What Should Organizations Do About the Drone Threat Right Now?
There are three realistic positions, and doing nothing is not one of them.
Minimum compliance means waiting for regulatory clarity and doing only what current statute and regulation specifically require. For some industries with low drone exposure, that may be defensible. For the NFL or a power company, it could be professional negligence in waiting.
Active preparedness means establishing who plans for CUAS in your organization, documenting threat assessments, training personnel who will encounter the threat first, and maintaining a CUAS policy based on current best practices. The preparedness record is what makes the difference between a defensible organization and an exposed one when an incident occurs.
Industry leadership means helping write the standard. Participate in trade-association working groups. Contribute to professional certification bodies. Foster relationships with law enforcement and government partners. Engage with FEMA on the CUAS Grant Program. Build the documentation and training that other organizations in your sector will eventually be measured against. The industries that lead the standard-setting process get to shape it. The industries that wait will be measured against a standard someone else wrote.

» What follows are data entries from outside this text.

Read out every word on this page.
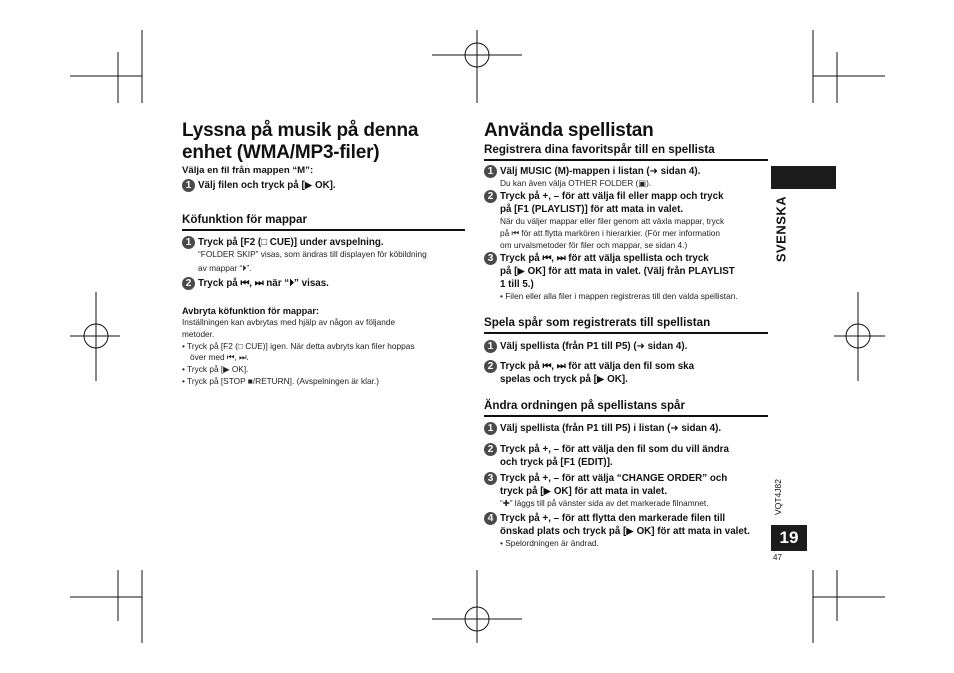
Lyssna på musik på denna
enhet (WMA/MP3-filer)
Välja en fil från mappen “M”:
1 Välj filen och tryck på [▶ OK].
Köfunktion för mappar
1 Tryck på [F2 (□ CUE)] under avspelning.
“FOLDER SKIP” visas, som ändras till displayen för köbildning
av mappar “⏵”.
2 Tryck på ⏮, ⏭ när “⏵” visas.
Avbryta köfunktion för mappar:
Inställningen kan avbrytas med hjälp av någon av följande
metoder.
• Tryck på [F2 (□ CUE)] igen. När detta avbryts kan filer hoppas
över med ⏮, ⏭.
• Tryck på [▶ OK].
• Tryck på [STOP ■/RETURN]. (Avspelningen är klar.)
Använda spellistan
Registrera dina favoritspår till en spellista
1 Välj MUSIC (M)-mappen i listan (➜ sidan 4).
Du kan även välja OTHER FOLDER (▣).
2 Tryck på +, – för att välja fil eller mapp och tryck
på [F1 (PLAYLIST)] för att mata in valet.
När du väljer mappar eller filer genom att växla mappar, tryck
på ⏮ för att flytta markören i hierarkier. (För mer information
om urvalsmetoder för filer och mappar, se sidan 4.)
3 Tryck på ⏮, ⏭ för att välja spellista och tryck
på [▶ OK] för att mata in valet. (Välj från PLAYLIST
1 till 5.)
• Filen eller alla filer i mappen registreras till den valda spellistan.
Spela spår som registrerats till spellistan
1 Välj spellista (från P1 till P5) (➜ sidan 4).
2 Tryck på ⏮, ⏭ för att välja den fil som ska
spelas och tryck på [▶ OK].
Ändra ordningen på spellistans spår
1 Välj spellista (från P1 till P5) i listan (➜ sidan 4).
2 Tryck på +, – för att välja den fil som du vill ändra
och tryck på [F1 (EDIT)].
3 Tryck på +, – för att välja “CHANGE ORDER” och
tryck på [▶ OK] för att mata in valet.
“✚” läggs till på vänster sida av det markerade filnamnet.
4 Tryck på +, – för att flytta den markerade filen till
önskad plats och tryck på [▶ OK] för att mata in valet.
• Spelordningen är ändrad.
SVENSKA
VQT4J82
19
47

CUAS knowledge and policy will be written by someone. The only question is whether you help write it, or have it written for you.
Daniel Holland is the co-founder of Crisis Prevention and Response (CPR), a security consulting and training firm that delivers practical security solutions to homes, businesses, schools, houses of worship, and other organizations. He is an active law enforcement officer with over 10 years of experience in investigations, crime prevention, and public safety. He holds Florida Crime Prevention Practitioner and Florida Crime Prevention Through Environmental Design (CPTED) Practitioner designations along with FBI-LEEDA Public Information Officer certification at both levels. He also specializes in emerging threat assessment, with a focus on the drone threat landscape and its implications for civilian organizations.